3.2 Some published models
Table 3 summarizes the main features of some published studies that use the same modelling strategy as we do[3]. For comparison, information on our model is shown at the bottom of the table. The models differ from each other, and from that of Table 2, mainly in the way that they disaggregate the population. Some classify the population only by age and sex, while others add one or more extra dimensions, to capture changes in health status.
Johnston and Teasdale (1999) classify the population by age and sex. Past trends for cost growth are estimated by “back-casting”: by calculating the cost growth that the model suggests would be necessary to reconcile observed population trends with observed expenditure trends. Johnston and Teasdale back-cast over the period 1978-1998, and obtain an average growth rate for underling costs of 0.9% per year. They use a rounded-up figure of 1.0% in their projections. They adopt Treasury’s assumption that labour productivity grows at 1.5% per year. With these assumptions, government health expenditure, as defined in the report, reaches 8.4% of GDP in 2051, compared with 6.5% in 2001. The New Zealand Treasury, in its Long-Term Fiscal Model, and the Australian Treasury, in its Intergenerational Report, use essentially the same methodology as Johnston and Teasdale. Some of the differences in the implementation are described in the table.

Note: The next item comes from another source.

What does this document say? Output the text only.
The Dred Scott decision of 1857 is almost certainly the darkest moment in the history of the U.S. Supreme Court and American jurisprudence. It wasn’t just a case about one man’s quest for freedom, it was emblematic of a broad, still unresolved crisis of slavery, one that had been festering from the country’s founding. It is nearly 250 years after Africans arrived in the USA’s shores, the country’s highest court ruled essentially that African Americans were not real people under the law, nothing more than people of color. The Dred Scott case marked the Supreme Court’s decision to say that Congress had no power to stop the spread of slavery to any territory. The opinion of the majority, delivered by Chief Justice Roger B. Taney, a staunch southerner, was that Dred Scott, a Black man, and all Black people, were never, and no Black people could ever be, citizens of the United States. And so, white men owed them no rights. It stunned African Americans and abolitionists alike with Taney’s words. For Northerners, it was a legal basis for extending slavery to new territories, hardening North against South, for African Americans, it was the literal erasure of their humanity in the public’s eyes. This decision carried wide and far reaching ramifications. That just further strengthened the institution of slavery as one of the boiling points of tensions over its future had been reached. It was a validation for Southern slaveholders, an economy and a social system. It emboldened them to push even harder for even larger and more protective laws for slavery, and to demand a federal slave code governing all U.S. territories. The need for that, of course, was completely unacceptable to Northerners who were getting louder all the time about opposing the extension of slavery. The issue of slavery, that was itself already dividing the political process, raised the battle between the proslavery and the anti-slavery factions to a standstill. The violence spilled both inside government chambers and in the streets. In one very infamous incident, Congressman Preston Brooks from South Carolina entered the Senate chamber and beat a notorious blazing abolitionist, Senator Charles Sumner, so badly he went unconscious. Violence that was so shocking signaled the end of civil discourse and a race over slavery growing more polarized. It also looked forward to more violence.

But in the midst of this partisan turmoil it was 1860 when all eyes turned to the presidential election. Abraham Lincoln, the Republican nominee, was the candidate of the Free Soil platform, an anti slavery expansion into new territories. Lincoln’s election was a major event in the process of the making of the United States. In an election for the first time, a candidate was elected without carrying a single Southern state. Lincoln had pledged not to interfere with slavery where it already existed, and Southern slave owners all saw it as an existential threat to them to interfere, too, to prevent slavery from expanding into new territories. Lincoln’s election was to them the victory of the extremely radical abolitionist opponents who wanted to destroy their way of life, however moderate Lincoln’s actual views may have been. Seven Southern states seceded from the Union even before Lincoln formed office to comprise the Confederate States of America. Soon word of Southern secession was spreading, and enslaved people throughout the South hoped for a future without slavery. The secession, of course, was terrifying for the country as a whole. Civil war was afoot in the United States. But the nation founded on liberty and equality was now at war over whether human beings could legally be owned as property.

| Assumption about annual growth rate | ||||||
|---|---|---|---|---|---|---|
| Model | Scope | Disaggregation of population | Disability prevalence | Costs per person | GDP per employee | Results |
| Johnston and Teasdale (1999) | Government health expenditure, New Zealand |
-Age -Sex
|
NA | 1.0% | 1.0% | Expenditure/GDP rises to 8.4% in 2050/51 |
| NZ Treasury’s Long-Term Fiscal Model* | Government health expenditure, New Zealand |
-Age -Sex
|
NA | 1.5% | 1.5% | Expenditure/GDP rises to 8.5% in 2049/50 |
| Australian Commonwealth Treasury’s Intergenerational Report** | Government health expenditure, Australia |
-Age -Sex |
NA | Varies by expenditure category and, for one item, by age and sex | 1.75% | Expenditure/GDP rises from 4% in 2001/02 to 8% in 2041/42. |
| Cutler and Sheiner (1998) | Medicare, United States |
-Age -Sex -Distance from death -Disability |
-1.0% and -1.5% |
(i) Equals growth rate of GDP; (ii) Equals growth rate of GDP + 2.5% | NA | Depending on the assumptions about underlying costs, expenditure / GDP rises from 1.7% in 1992 to 2.5% or 10.4% in 2050 |
| Jacobzone, Cambois, and Robine (2000) | Government expenditure on long-term care, 9 OECD countries |
-Age -Sex -Disability -Institutionized |
Varies by country | Equal to growth rate of GDP | NA | Results for 2000-2020 vary from large increase in Japan to small decrease in US |
| Miller (2001) | Medicare, United States |
-Age -Sex -Distance from death (10 categories) |
NA | NA | NA | Rising age at death partly offsets effect of population ageing |
| Present study | Government health expenditure, New Zealand |
-Age -Sex -Distance from death -Disability |
-0.5% | 1.5% | 1.5% | [See Section 6] |
*The latest version of the Long-Term Fiscal Model can be downloaded from [http://www.treasury.govt.nz/government/longterm/fiscalmodel]
**A description of the model methodology and results is available at http://www.budget.gov.au/2002-03/bp5/html/index.html.
Note – ‘NA’ denotes ‘not applicable.’
Cutler and Sheiner (1998) were an important source of ideas for our model and use a finer typology than just age and sex. Within each age-sex group, they distinguish between people who are in their last year of life (decedents), and those who are not (survivors). Survivors are further disaggregated by their degree of disability. They are therefore able to relate changes in health expenditure to changes in disability and distance to death. As Section 2.1 argues, disability and distance to death are more fundamental determinants of service use than age.
Jacobzone, Cambois, and Robine (2000) distinguish between people with disabilities and people without, and between those who are in institutions providing long-term care and those who are not. Separate projections are constructed for each of the nine OECD countries in the study. The projections extrapolate forward recent trends in each country’s disability and institutionalization rates. Miller (2001) uses age, sex, and distance to death. His typology by distance to death is very detailed: he distinguishes between people who are less than one year from death, less than two years from death, and so on up to 10 years.
Notes
- [3]The structural equivalence is not always immediately apparent. For a demonstration that Johnston’s and Teasdale’s (1999) model is equivalent, see Appendix 2.